Das Wichtigste in diesem Vorwort vorab: Dieses Handbuch erscheint hier mit der 10. Auflage. Die erste Auflage habe ich 1995 vorgelegt. Seitdem sind fast 25 Jahre vergangen, in denen sich nicht nur im Strafverfahren viel verändert hat, sondern: Man ist auch älter geworden. Und dem "Alterungsprozess" ist die wesentliche Neuerung dieser Auflage geschuldet, nämlich: Ich "stemme" die Darstellung der Hauptverhandlung – ebenso wie die des Ermittlungsverfahrens – nun nicht mehr allein, sondern ich habe – rechtzeitig – ein Team zusammengestellt, das mich dabei seit dieser 10. Auflage unterstützt und in Zukunft weiter unterstützen wird.
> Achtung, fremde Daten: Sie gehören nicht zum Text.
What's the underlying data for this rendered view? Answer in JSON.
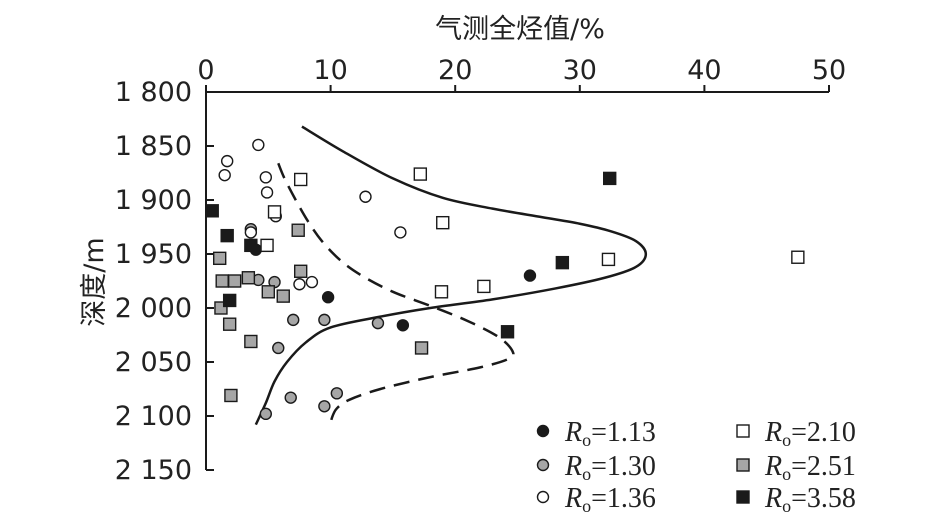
{
  "chart_data": {
    "type": "scatter",
    "title": "",
    "xlabel": "气测全烃值/%",
    "ylabel": "深度/m",
    "x_axis_position": "top",
    "xlim": [
      0,
      50
    ],
    "ylim": [
      1800,
      2150
    ],
    "y_inverted": true,
    "x_ticks": [
      0,
      10,
      20,
      30,
      40,
      50
    ],
    "x_tick_labels": [
      "0",
      "10",
      "20",
      "30",
      "40",
      "50"
    ],
    "y_ticks": [
      1800,
      1850,
      1900,
      1950,
      2000,
      2050,
      2100,
      2150
    ],
    "y_tick_labels": [
      "1 800",
      "1 850",
      "1 900",
      "1 950",
      "2 000",
      "2 050",
      "2 100",
      "2 150"
    ],
    "grid": false,
    "legend_position": "bottom-right",
    "colors": {
      "black": "#1a1a1a",
      "gray": "#a6a6a6",
      "white": "#ffffff",
      "stroke": "#1a1a1a"
    },
    "series": [
      {
        "name": "1.13",
        "marker": "circle",
        "fill": "black",
        "x": [
          4.0,
          9.8,
          15.8,
          26.0
        ],
        "y": [
          1946,
          1990,
          2016,
          1970
        ]
      },
      {
        "name": "1.30",
        "marker": "circle",
        "fill": "gray",
        "x": [
          4.2,
          5.5,
          7.0,
          9.5,
          13.8,
          5.8,
          6.8,
          9.5,
          10.5,
          4.8,
          3.6
        ],
        "y": [
          1974,
          1976,
          2011,
          2011,
          2014,
          2037,
          2083,
          2091,
          2079,
          2098,
          1927
        ]
      },
      {
        "name": "1.36",
        "marker": "circle",
        "fill": "white",
        "x": [
          1.7,
          1.5,
          4.2,
          4.8,
          4.9,
          5.6,
          3.6,
          12.8,
          15.6,
          7.5,
          8.5
        ],
        "y": [
          1864,
          1877,
          1849,
          1879,
          1893,
          1915,
          1930,
          1897,
          1930,
          1978,
          1976
        ]
      },
      {
        "name": "2.10",
        "marker": "square",
        "fill": "white",
        "x": [
          7.6,
          17.2,
          5.5,
          4.9,
          19.0,
          22.3,
          18.9,
          32.3,
          47.5
        ],
        "y": [
          1881,
          1876,
          1911,
          1942,
          1921,
          1980,
          1985,
          1955,
          1953
        ]
      },
      {
        "name": "2.51",
        "marker": "square",
        "fill": "gray",
        "x": [
          1.1,
          1.3,
          2.3,
          3.4,
          5.0,
          6.2,
          7.4,
          7.6,
          1.2,
          1.9,
          3.6,
          2.0,
          17.3
        ],
        "y": [
          1954,
          1975,
          1975,
          1972,
          1985,
          1989,
          1928,
          1966,
          2000,
          2015,
          2031,
          2081,
          2037
        ]
      },
      {
        "name": "3.58",
        "marker": "square",
        "fill": "black",
        "x": [
          0.5,
          1.7,
          3.6,
          1.9,
          28.6,
          32.4,
          24.2
        ],
        "y": [
          1910,
          1933,
          1942,
          1993,
          1958,
          1880,
          2022
        ]
      }
    ],
    "curves": [
      {
        "style": "solid",
        "x": [
          7.7,
          11,
          15,
          19,
          23,
          27,
          30,
          32.5,
          34.5,
          35.3,
          34.5,
          32,
          28,
          23,
          18,
          14,
          10,
          8,
          6.5,
          5.5,
          4.8,
          4.0
        ],
        "y": [
          1832,
          1855,
          1880,
          1898,
          1908,
          1916,
          1922,
          1929,
          1938,
          1950,
          1962,
          1972,
          1982,
          1992,
          2000,
          2008,
          2018,
          2032,
          2050,
          2068,
          2088,
          2108
        ]
      },
      {
        "style": "dashed",
        "x": [
          5.8,
          6.3,
          7.2,
          8.2,
          9.3,
          10.8,
          12.5,
          15,
          18,
          21,
          23.5,
          24.6,
          24.3,
          22,
          18,
          14,
          11.5,
          10.5,
          10.1,
          10.0
        ],
        "y": [
          1866,
          1880,
          1900,
          1920,
          1938,
          1956,
          1970,
          1985,
          1998,
          2012,
          2027,
          2040,
          2047,
          2055,
          2064,
          2075,
          2085,
          2093,
          2102,
          2110
        ]
      }
    ],
    "legend": [
      {
        "marker": "circle",
        "fill": "black",
        "label_var": "R",
        "label_sub": "o",
        "label_value": "=1.13"
      },
      {
        "marker": "circle",
        "fill": "gray",
        "label_var": "R",
        "label_sub": "o",
        "label_value": "=1.30"
      },
      {
        "marker": "circle",
        "fill": "white",
        "label_var": "R",
        "label_sub": "o",
        "label_value": "=1.36"
      },
      {
        "marker": "square",
        "fill": "white",
        "label_var": "R",
        "label_sub": "o",
        "label_value": "=2.10"
      },
      {
        "marker": "square",
        "fill": "gray",
        "label_var": "R",
        "label_sub": "o",
        "label_value": "=2.51"
      },
      {
        "marker": "square",
        "fill": "black",
        "label_var": "R",
        "label_sub": "o",
        "label_value": "=3.58"
      }
    ]
  }
}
Es handelt sich um RiLG Thomas Hillenbrand, Stuttgart, Rechtsanwältin/Fachanwältin für Strafrecht Annika Hirsch, Hamburg, Rechtsanwalt Mirko Laudon, LL.M, Hamburg, und Rechtsanwalt Dr. Frederic Schneider, Hamburg. Die komplexen Fragen der Hauptverhandlung, in der nicht nur die materiellen Fragen des jeweiligen Vorwurfs, sondern vor allem auch verfahrensrechtliche und zunehmend auch technische Fragen zu lösen sind, wollte ich nicht mehr als Autor allein bewältigen. Deshalb habe ich mich jetzt zur Teamarbeit entschlossen und freue mich, dass es mir gelungen ist, ein Team von Mitautoren aus dem richterlichen und dem anwaltlichen Bereich zusammenzustellen, von denen jeder Einzelne auf seinem (Fach-)Gebiet ein ausgewiesener Kenner der Materie ist. Das beweisen die Kurzvorstellungen auf Seite IX. Alle Mitautoren zeichnen sich jedoch nicht nur durch ihre profunden Fachkenntnisse, sondern vor allem auch darin aus, dass sie in der Praxis tätig sind und wissen, was die Praxis braucht und will. Dieses Handbuch wird also nach wie vor gestaltet von Praktikern für Praktiker.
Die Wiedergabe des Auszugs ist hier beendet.